Polydopamine/polyethyleneimine/MOF ternary-coated poly (vinyl chloride) nanocomposite membranes based on green solvent for shale gas wastewater treatment

Large-scale nanofiltration (NF) membrane fabrication relies on the use of harmful solvents and dangerous monomers (e.g., piperazine and trimesoyl chloride). Herein, we employed greener polydopamine (PDA) and polyethyleneimine (PEI) co-deposition to construct NF selective layer on poly(vinyl chloride) (PVC) substrate prepared by using the green solvent methyl-5-(dimethylamino)-2-methyl-5-oxopentanoate (PolarClean).
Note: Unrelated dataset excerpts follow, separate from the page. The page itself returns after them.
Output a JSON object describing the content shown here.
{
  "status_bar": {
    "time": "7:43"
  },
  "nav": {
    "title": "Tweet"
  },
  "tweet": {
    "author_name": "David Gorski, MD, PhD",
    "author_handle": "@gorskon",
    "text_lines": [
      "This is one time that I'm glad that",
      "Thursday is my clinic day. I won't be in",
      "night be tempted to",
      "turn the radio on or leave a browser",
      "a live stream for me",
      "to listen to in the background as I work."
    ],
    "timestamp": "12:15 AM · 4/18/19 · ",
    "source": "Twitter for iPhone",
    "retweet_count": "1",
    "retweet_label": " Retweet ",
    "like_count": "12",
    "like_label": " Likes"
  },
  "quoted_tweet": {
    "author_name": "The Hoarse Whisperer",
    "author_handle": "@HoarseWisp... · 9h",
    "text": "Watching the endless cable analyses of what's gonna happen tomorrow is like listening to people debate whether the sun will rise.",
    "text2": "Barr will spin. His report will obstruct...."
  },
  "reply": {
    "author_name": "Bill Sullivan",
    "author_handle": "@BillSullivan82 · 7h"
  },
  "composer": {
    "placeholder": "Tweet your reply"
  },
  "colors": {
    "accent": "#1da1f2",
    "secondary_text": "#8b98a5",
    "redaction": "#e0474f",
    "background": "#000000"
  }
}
The metal-organic framework (MOF) UIO-66 was also co-deposited to tune the NF selective layer property by exploiting hydrogen bonds, pi-pi interaction, and coordination bonds between oxygen functional groups and zirconium (Zr) of UIO-66 and the PDA-PEI complex, as well as its intrinsic properties of high hydrophilicity and positive charge. It also improved the surface area of NF selective layer, contributing to higher permeability. However, excessive dosage, higher than 0.1 g/L, promoted PDA aggregation, thus reducing its deposition on membrane surfaces and causing defects. When the dosage was 0.05 g/L, the ternary coated NF membrane exhibited the best property with low molecular weight cut-off (MWCO, similar to 350 Da), adequate hydrophilicity, high permeance (3.17 +/- 0.3 L m(-2) h(-1) bar(-1)), and high MgCl2 rejection (>80%). When used for shale gas wastewater (SGW) treatment, the ternary coated membrane showed removal rates of 58.5% for dissolved organic carbon, 71.1% for fluorescent organics, and 6.2% for total dissolved solids, allowing the effluent to meet the standards of SGW internal reuse. This work helps to inspire the next-generation sustainable NF membrane fabrication.

Automated summary

This study developed a greener method for fabricating large-scale nanofiltration (NF) membranes using polydopamine (PDA) and polyethyleneimine (PEI) co-deposition. The addition of metal-organic framework (MOF) UIO-66 improved the properties of the NF selective layer and enhanced the surface area, resulting in higher permeability. The ternary coated NF membrane exhibited good performance with low molecular weight cut-off, high permeance, and high rejection rates for MgCl2. This research contributes to the advancement of sustainable NF membrane fabrication.